That title is kind of a bait and switch. I saw Only Yestersday the other day. It was a slow movie, that seemed to drag, but then when the ending came, my eyes started getting teary (my friend, who joined me, admitted that he also got watery-eyed). Bouncing between a young woman named Taeko taking a working vacation in rural Japan (she goes to her sister’s husband’s family to help pick and process some crops) where she engages in a chaste courtship with a youthful organic farmer and the memories of her fifth grade self.

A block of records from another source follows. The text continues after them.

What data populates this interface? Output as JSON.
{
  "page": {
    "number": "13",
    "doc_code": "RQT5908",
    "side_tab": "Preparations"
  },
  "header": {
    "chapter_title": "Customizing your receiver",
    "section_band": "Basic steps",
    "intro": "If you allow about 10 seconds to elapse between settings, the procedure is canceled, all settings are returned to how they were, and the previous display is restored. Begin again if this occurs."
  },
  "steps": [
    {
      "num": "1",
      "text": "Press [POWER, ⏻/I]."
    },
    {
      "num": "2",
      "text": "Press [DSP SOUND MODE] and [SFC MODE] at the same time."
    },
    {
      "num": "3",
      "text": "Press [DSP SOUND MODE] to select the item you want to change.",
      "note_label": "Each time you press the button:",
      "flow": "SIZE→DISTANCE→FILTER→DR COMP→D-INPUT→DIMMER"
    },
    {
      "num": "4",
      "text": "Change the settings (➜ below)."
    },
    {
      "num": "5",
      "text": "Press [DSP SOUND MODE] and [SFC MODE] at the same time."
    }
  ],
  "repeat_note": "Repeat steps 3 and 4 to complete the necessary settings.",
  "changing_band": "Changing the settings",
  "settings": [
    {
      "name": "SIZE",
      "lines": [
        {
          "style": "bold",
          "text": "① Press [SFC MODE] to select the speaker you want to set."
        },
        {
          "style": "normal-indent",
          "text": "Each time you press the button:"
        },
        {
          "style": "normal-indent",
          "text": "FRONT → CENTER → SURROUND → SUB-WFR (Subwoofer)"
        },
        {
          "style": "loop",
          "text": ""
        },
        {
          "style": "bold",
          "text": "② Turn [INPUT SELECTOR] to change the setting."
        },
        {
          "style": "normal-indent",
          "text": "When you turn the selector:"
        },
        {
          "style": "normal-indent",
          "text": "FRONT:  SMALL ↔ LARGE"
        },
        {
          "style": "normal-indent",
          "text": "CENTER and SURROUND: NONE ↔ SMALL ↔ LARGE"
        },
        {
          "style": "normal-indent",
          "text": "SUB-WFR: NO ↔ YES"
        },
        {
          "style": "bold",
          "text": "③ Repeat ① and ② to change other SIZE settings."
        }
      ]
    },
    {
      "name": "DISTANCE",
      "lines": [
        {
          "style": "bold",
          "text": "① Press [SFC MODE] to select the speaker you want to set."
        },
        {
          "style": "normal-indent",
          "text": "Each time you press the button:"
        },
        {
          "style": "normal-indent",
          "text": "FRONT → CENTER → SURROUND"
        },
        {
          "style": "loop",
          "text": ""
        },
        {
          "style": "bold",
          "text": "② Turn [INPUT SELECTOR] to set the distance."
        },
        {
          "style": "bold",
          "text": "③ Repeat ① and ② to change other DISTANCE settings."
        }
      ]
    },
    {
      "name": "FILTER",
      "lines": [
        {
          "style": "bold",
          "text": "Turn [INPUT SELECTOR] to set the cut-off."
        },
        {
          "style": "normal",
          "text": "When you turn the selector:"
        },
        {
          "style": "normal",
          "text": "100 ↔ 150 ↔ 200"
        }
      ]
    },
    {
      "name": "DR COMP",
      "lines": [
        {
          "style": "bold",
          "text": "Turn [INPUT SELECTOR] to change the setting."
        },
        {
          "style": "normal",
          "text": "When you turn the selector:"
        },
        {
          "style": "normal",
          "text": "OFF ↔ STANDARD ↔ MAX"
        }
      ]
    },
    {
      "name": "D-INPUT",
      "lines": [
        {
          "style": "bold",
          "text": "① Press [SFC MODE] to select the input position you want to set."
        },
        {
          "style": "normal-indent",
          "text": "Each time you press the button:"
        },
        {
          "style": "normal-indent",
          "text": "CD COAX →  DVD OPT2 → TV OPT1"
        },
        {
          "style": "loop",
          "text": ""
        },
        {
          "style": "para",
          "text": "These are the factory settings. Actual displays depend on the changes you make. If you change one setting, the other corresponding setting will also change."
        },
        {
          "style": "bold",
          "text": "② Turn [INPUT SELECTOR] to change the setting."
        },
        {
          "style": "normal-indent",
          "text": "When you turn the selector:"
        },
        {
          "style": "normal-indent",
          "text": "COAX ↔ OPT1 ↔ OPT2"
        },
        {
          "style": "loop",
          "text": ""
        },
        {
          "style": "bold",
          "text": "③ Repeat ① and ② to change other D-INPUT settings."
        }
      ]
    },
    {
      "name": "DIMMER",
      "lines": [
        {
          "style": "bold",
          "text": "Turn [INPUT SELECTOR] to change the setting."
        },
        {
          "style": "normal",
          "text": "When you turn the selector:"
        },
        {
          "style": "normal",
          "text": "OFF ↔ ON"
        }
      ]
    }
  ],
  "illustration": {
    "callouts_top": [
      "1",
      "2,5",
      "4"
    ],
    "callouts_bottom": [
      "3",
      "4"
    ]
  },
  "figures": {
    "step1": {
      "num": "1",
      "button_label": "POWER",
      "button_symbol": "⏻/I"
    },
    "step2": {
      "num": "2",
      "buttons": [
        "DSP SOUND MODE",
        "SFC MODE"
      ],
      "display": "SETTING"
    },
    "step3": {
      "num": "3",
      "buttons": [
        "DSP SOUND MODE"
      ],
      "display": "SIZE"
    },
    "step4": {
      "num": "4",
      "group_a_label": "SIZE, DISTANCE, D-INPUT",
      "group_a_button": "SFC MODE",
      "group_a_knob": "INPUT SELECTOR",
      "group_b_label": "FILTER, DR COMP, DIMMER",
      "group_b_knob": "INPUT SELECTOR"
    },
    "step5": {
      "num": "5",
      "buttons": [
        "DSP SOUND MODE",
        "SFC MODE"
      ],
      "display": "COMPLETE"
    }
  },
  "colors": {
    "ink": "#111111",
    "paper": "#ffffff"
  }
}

There is a famous scene with a pineapple (google it, people), but also so much more. It’s episodic, but the episodes all illustrate the mystery of being young. A father’s actions seem random to her; one moment magnanimous and another, mysteriously cruel.
And it’s not initially clear how the contemporary and the memories relate and, even in the end, it’s not an easy connection (the audience doesn’t gasp, and say, oh, she’s fulfilling her youthful dream of being an actress, for example) nor a pat one. They are in oblique dialogue, rather direct correspondence.
Little effort is made to make the life of farming nor the life of an eleven year old interesting to the modern viewer. It’s not boring, per se, but artificial drama is avoided. So, as I said, it seemed to drag, but that was all part of a wonderful plan, it seemed, because, at the end, when the memories flood back in a positive way and she made her decision, it inspired those wonderful ‘happy cry’ feelings.